L’expertise métier : L’IA reste évidemment un outil qui nécessite une intention humaine mais également une connaissance terrain pour être pertinente.
Les compétences hybrides : Le succès de demain repose sur l’alliance des capacités de calcul de la machine et des facultés cognitives humaines.
III- Un guide opérationnel pour passer à l’action
Contrairement à de nombreux essais purement théoriques, cet ouvrage s’impose comme un véritable manuel de transition opérationnelle.
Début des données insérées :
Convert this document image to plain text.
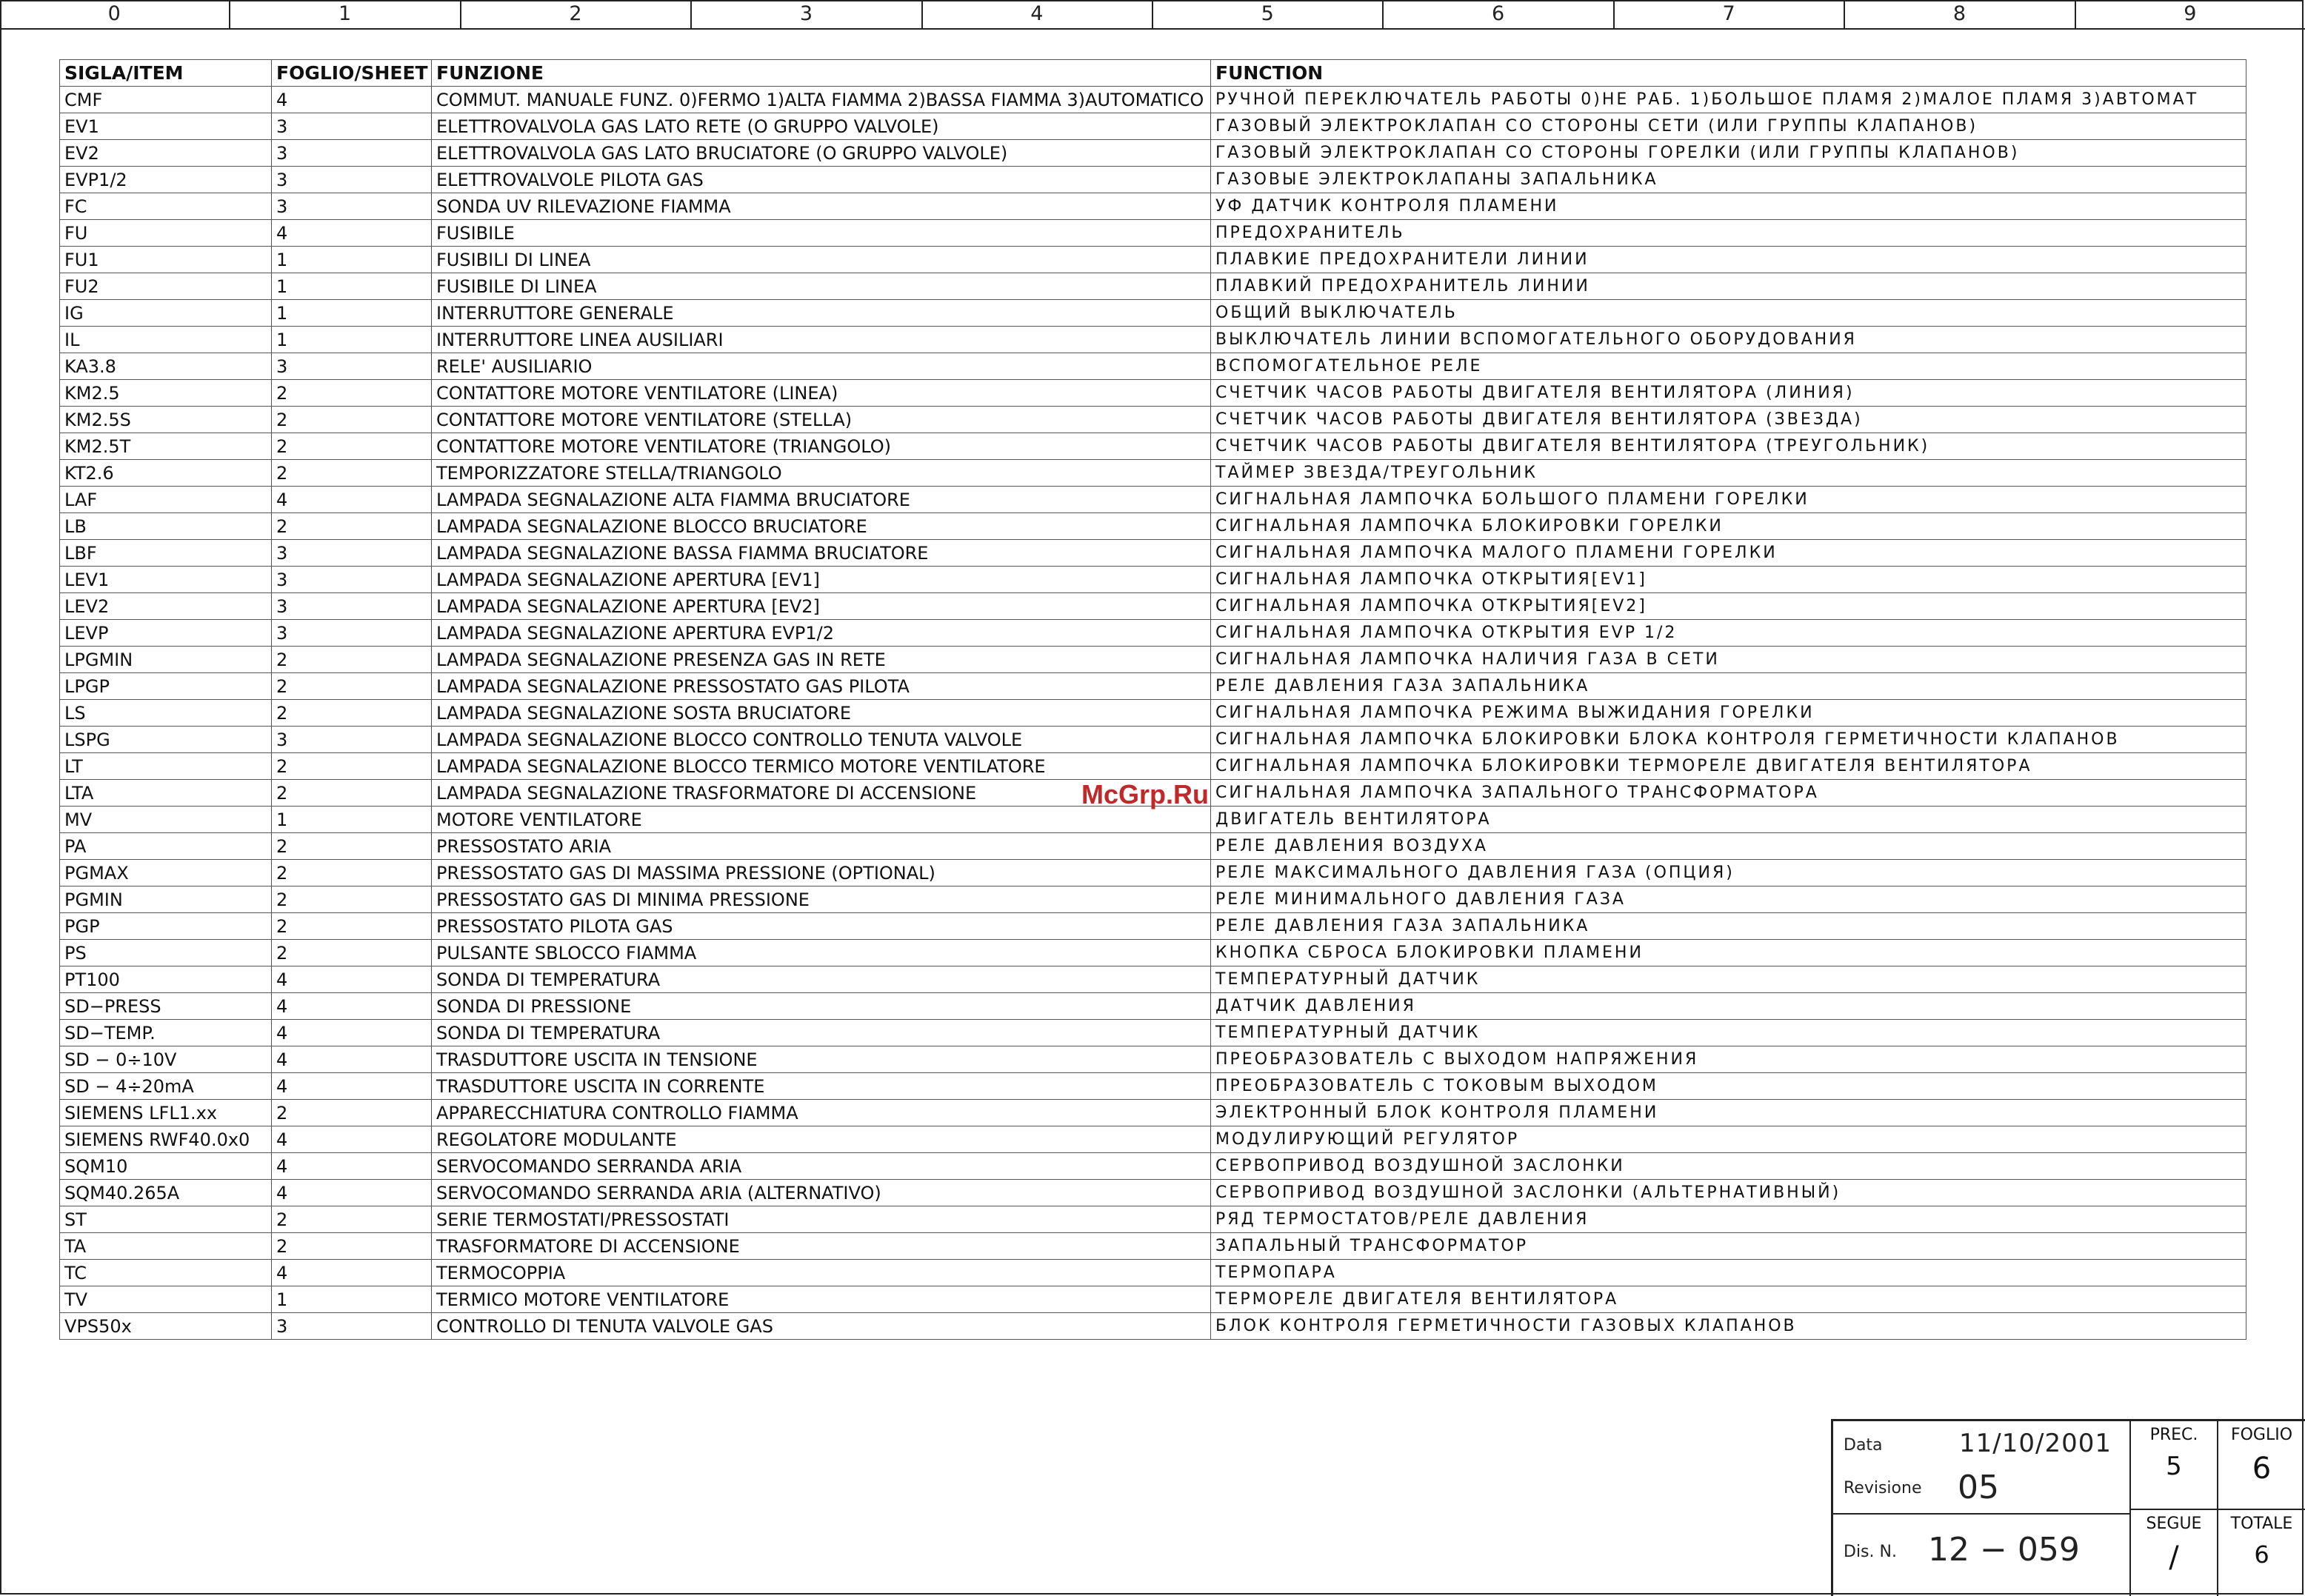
0	1	2	3	4	5	6	7	8	9
SIGLA/ITEM	FOGLIO/SHEET	FUNZIONE	FUNCTION
CMF	4	COMMUT. MANUALE FUNZ. 0)FERMO 1)ALTA FIAMMA 2)BASSA FIAMMA 3)AUTOMATICO	РУЧНОЙ ПЕРЕКЛЮЧАТЕЛЬ РАБОТЫ 0)НЕ РАБ. 1)БОЛЬШОЕ ПЛАМЯ 2)МАЛОЕ ПЛАМЯ 3)АВТОМАТ
EV1	3	ELETTROVALVOLA GAS LATO RETE (O GRUPPO VALVOLE)	ГАЗОВЫЙ ЭЛЕКТРОКЛАПАН СО СТОРОНЫ СЕТИ (ИЛИ ГРУППЫ КЛАПАНОВ)
EV2	3	ELETTROVALVOLA GAS LATO BRUCIATORE (O GRUPPO VALVOLE)	ГАЗОВЫЙ ЭЛЕКТРОКЛАПАН СО СТОРОНЫ ГОРЕЛКИ (ИЛИ ГРУППЫ КЛАПАНОВ)
EVP1/2	3	ELETTROVALVOLE PILOTA GAS	ГАЗОВЫЕ ЭЛЕКТРОКЛАПАНЫ ЗАПАЛЬНИКА
FC	3	SONDA UV RILEVAZIONE FIAMMA	УФ ДАТЧИК КОНТРОЛЯ ПЛАМЕНИ
FU	4	FUSIBILE	ПРЕДОХРАНИТЕЛЬ
FU1	1	FUSIBILI DI LINEA	ПЛАВКИЕ ПРЕДОХРАНИТЕЛИ ЛИНИИ
FU2	1	FUSIBILE DI LINEA	ПЛАВКИЙ ПРЕДОХРАНИТЕЛЬ ЛИНИИ
IG	1	INTERRUTTORE GENERALE	ОБЩИЙ ВЫКЛЮЧАТЕЛЬ
IL	1	INTERRUTTORE LINEA AUSILIARI	ВЫКЛЮЧАТЕЛЬ ЛИНИИ ВСПОМОГАТЕЛЬНОГО ОБОРУДОВАНИЯ
KA3.8	3	RELE' AUSILIARIO	ВСПОМОГАТЕЛЬНОЕ РЕЛЕ
KM2.5	2	CONTATTORE MOTORE VENTILATORE (LINEA)	СЧЕТЧИК ЧАСОВ РАБОТЫ ДВИГАТЕЛЯ ВЕНТИЛЯТОРА (ЛИНИЯ)
KM2.5S	2	CONTATTORE MOTORE VENTILATORE (STELLA)	СЧЕТЧИК ЧАСОВ РАБОТЫ ДВИГАТЕЛЯ ВЕНТИЛЯТОРА (ЗВЕЗДА)
KM2.5T	2	CONTATTORE MOTORE VENTILATORE (TRIANGOLO)	СЧЕТЧИК ЧАСОВ РАБОТЫ ДВИГАТЕЛЯ ВЕНТИЛЯТОРА (ТРЕУГОЛЬНИК)
KT2.6	2	TEMPORIZZATORE STELLA/TRIANGOLO	ТАЙМЕР ЗВЕЗДА/ТРЕУГОЛЬНИК
LAF	4	LAMPADA SEGNALAZIONE ALTA FIAMMA BRUCIATORE	СИГНАЛЬНАЯ ЛАМПОЧКА БОЛЬШОГО ПЛАМЕНИ ГОРЕЛКИ
LB	2	LAMPADA SEGNALAZIONE BLOCCO BRUCIATORE	СИГНАЛЬНАЯ ЛАМПОЧКА БЛОКИРОВКИ ГОРЕЛКИ
LBF	3	LAMPADA SEGNALAZIONE BASSA FIAMMA BRUCIATORE	СИГНАЛЬНАЯ ЛАМПОЧКА МАЛОГО ПЛАМЕНИ ГОРЕЛКИ
LEV1	3	LAMPADA SEGNALAZIONE APERTURA [EV1]	СИГНАЛЬНАЯ ЛАМПОЧКА ОТКРЫТИЯ[EV1]
LEV2	3	LAMPADA SEGNALAZIONE APERTURA [EV2]	СИГНАЛЬНАЯ ЛАМПОЧКА ОТКРЫТИЯ[EV2]
LEVP	3	LAMPADA SEGNALAZIONE APERTURA EVP1/2	СИГНАЛЬНАЯ ЛАМПОЧКА ОТКРЫТИЯ EVP 1/2
LPGMIN	2	LAMPADA SEGNALAZIONE PRESENZA GAS IN RETE	СИГНАЛЬНАЯ ЛАМПОЧКА НАЛИЧИЯ ГАЗА В СЕТИ
LPGP	2	LAMPADA SEGNALAZIONE PRESSOSTATO GAS PILOTA	РЕЛЕ ДАВЛЕНИЯ ГАЗА ЗАПАЛЬНИКА
LS	2	LAMPADA SEGNALAZIONE SOSTA BRUCIATORE	СИГНАЛЬНАЯ ЛАМПОЧКА РЕЖИМА ВЫЖИДАНИЯ ГОРЕЛКИ
LSPG	3	LAMPADA SEGNALAZIONE BLOCCO CONTROLLO TENUTA VALVOLE	СИГНАЛЬНАЯ ЛАМПОЧКА БЛОКИРОВКИ БЛОКА КОНТРОЛЯ ГЕРМЕТИЧНОСТИ КЛАПАНОВ
LT	2	LAMPADA SEGNALAZIONE BLOCCO TERMICO MOTORE VENTILATORE	СИГНАЛЬНАЯ ЛАМПОЧКА БЛОКИРОВКИ ТЕРМОРЕЛЕ ДВИГАТЕЛЯ ВЕНТИЛЯТОРА
LTA	2	LAMPADA SEGNALAZIONE TRASFORMATORE DI ACCENSIONE	СИГНАЛЬНАЯ ЛАМПОЧКА ЗАПАЛЬНОГО ТРАНСФОРМАТОРА
MV	1	MOTORE VENTILATORE	ДВИГАТЕЛЬ ВЕНТИЛЯТОРА
PA	2	PRESSOSTATO ARIA	РЕЛЕ ДАВЛЕНИЯ ВОЗДУХА
PGMAX	2	PRESSOSTATO GAS DI MASSIMA PRESSIONE (OPTIONAL)	РЕЛЕ МАКСИМАЛЬНОГО ДАВЛЕНИЯ ГАЗА (ОПЦИЯ)
PGMIN	2	PRESSOSTATO GAS DI MINIMA PRESSIONE	РЕЛЕ МИНИМАЛЬНОГО ДАВЛЕНИЯ ГАЗА
PGP	2	PRESSOSTATO PILOTA GAS	РЕЛЕ ДАВЛЕНИЯ ГАЗА ЗАПАЛЬНИКА
PS	2	PULSANTE SBLOCCO FIAMMA	КНОПКА СБРОСА БЛОКИРОВКИ ПЛАМЕНИ
PT100	4	SONDA DI TEMPERATURA	ТЕМПЕРАТУРНЫЙ ДАТЧИК
SD−PRESS	4	SONDA DI PRESSIONE	ДАТЧИК ДАВЛЕНИЯ
SD−TEMP.	4	SONDA DI TEMPERATURA	ТЕМПЕРАТУРНЫЙ ДАТЧИК
SD − 0÷10V	4	TRASDUTTORE USCITA IN TENSIONE	ПРЕОБРАЗОВАТЕЛЬ С ВЫХОДОМ НАПРЯЖЕНИЯ
SD − 4÷20mA	4	TRASDUTTORE USCITA IN CORRENTE	ПРЕОБРАЗОВАТЕЛЬ С ТОКОВЫМ ВЫХОДОМ
SIEMENS LFL1.xx	2	APPARECCHIATURA CONTROLLO FIAMMA	ЭЛЕКТРОННЫЙ БЛОК КОНТРОЛЯ ПЛАМЕНИ
SIEMENS RWF40.0x0	4	REGOLATORE MODULANTE	МОДУЛИРУЮЩИЙ РЕГУЛЯТОР
SQM10	4	SERVOCOMANDO SERRANDA ARIA	СЕРВОПРИВОД ВОЗДУШНОЙ ЗАСЛОНКИ
SQM40.265A	4	SERVOCOMANDO SERRANDA ARIA (ALTERNATIVO)	СЕРВОПРИВОД ВОЗДУШНОЙ ЗАСЛОНКИ (АЛЬТЕРНАТИВНЫЙ)
ST	2	SERIE TERMOSTATI/PRESSOSTATI	РЯД ТЕРМОСТАТОВ/РЕЛЕ ДАВЛЕНИЯ
TA	2	TRASFORMATORE DI ACCENSIONE	ЗАПАЛЬНЫЙ ТРАНСФОРМАТОР
TC	4	TERMOCOPPIA	ТЕРМОПАРА
TV	1	TERMICO MOTORE VENTILATORE	ТЕРМОРЕЛЕ ДВИГАТЕЛЯ ВЕНТИЛЯТОРА
VPS50x	3	CONTROLLO DI TENUTA VALVOLE GAS	БЛОК КОНТРОЛЯ ГЕРМЕТИЧНОСТИ ГАЗОВЫХ КЛАПАНОВ
McGrp.Ru
Data	11/10/2001
Revisione 05
Dis. N. 12 − 059
PREC.
5
FOGLIO
6
SEGUE
/
TOTALE
6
L’auteure y intègre des workshops pratiques et des ateliers méthodologiques conçus pour permettre au lecteur d’évaluer concrètement ses propres compétences et de piloter ses premiers projets d’IA.
Au cœur de cette démarche, Cécile Dejoux introduit le concept crucial de « Management du Rappel ».
Elle y démontre que, dans un environnement saturé de flux numériques, le manager doit désormais apprendre à gérer l’attention de ses collaborateurs, devenue une ressource rare et fragmentée.
Dès lors, le rôle du leader subit une mutation profonde : il ne se contente plus de donner des directives techniques, mais devient le garant du sens, de la cohésion et de l’éthique au sein d’une équipe « augmentée » par la technologie.
IV- Analyse critique et limites
Si l’ouvrage est une excellente introduction vulgarisatrice, il adopte parfois une définition très large de l’IA, englobant des processus de modélisation classique.
Cependant, cette simplification est assumée puisque l’objectif central est de rendre le sujet accessible à tous, du freelance au dirigeant de PME. Poursuivant de ce fait, l’idée de briser le mythe d’une technologie réservée aux seuls experts.
Ceci nous laisse ainsi comprendre que l’enjeu n’est pas tant de savoir si l’IA va remplacer l’humain, mais plutôt que la maîtrise de ces outils devient un facteur clé de différenciation professionnelle.
V - Mon point de vue : Pourquoi ce livre est essentiel
La grande force de cet ouvrage est de réussir à décomplexer notre rapport à la tech. Là où beaucoup de livres sur l’IA perdent le lecteur dans des théories abstraites, Cécile Dejoux propose une approche visuelle et concrète. J’ai particulièrement apprécié l’usage des sketchnotes et des schémas, qui transforment un sujet intimidant en un outil de travail accessible.
C’est un livre qui rassure sans tomber dans l’angélisme. Il nous rappelle une vérité essentielle : si la machine excelle dans le traitement de données, elle reste dépourvue de conscience, d’éthique et d’intuition. C’est précisément dans cette « faille » que réside notre valeur ajoutée.
Conclusion : Un impératif stratégique
Pour un décideur, ce livre agit comme un déclic stratégique. Il ne s’agit plus de savoir si l’IA va nous remplacer, mais de comprendre comment elle peut devenir le levier de notre propre singularité.
En bref, une lecture indispensable pour saisir que la révolution en cours est, avant tout, une révolution de la posture humaine.
En conclusion, « Ce sera l’IA ou/et moi » est une lecture fondamentale pour comprendre que la révolution digitale est avant tout une révolution des compétences.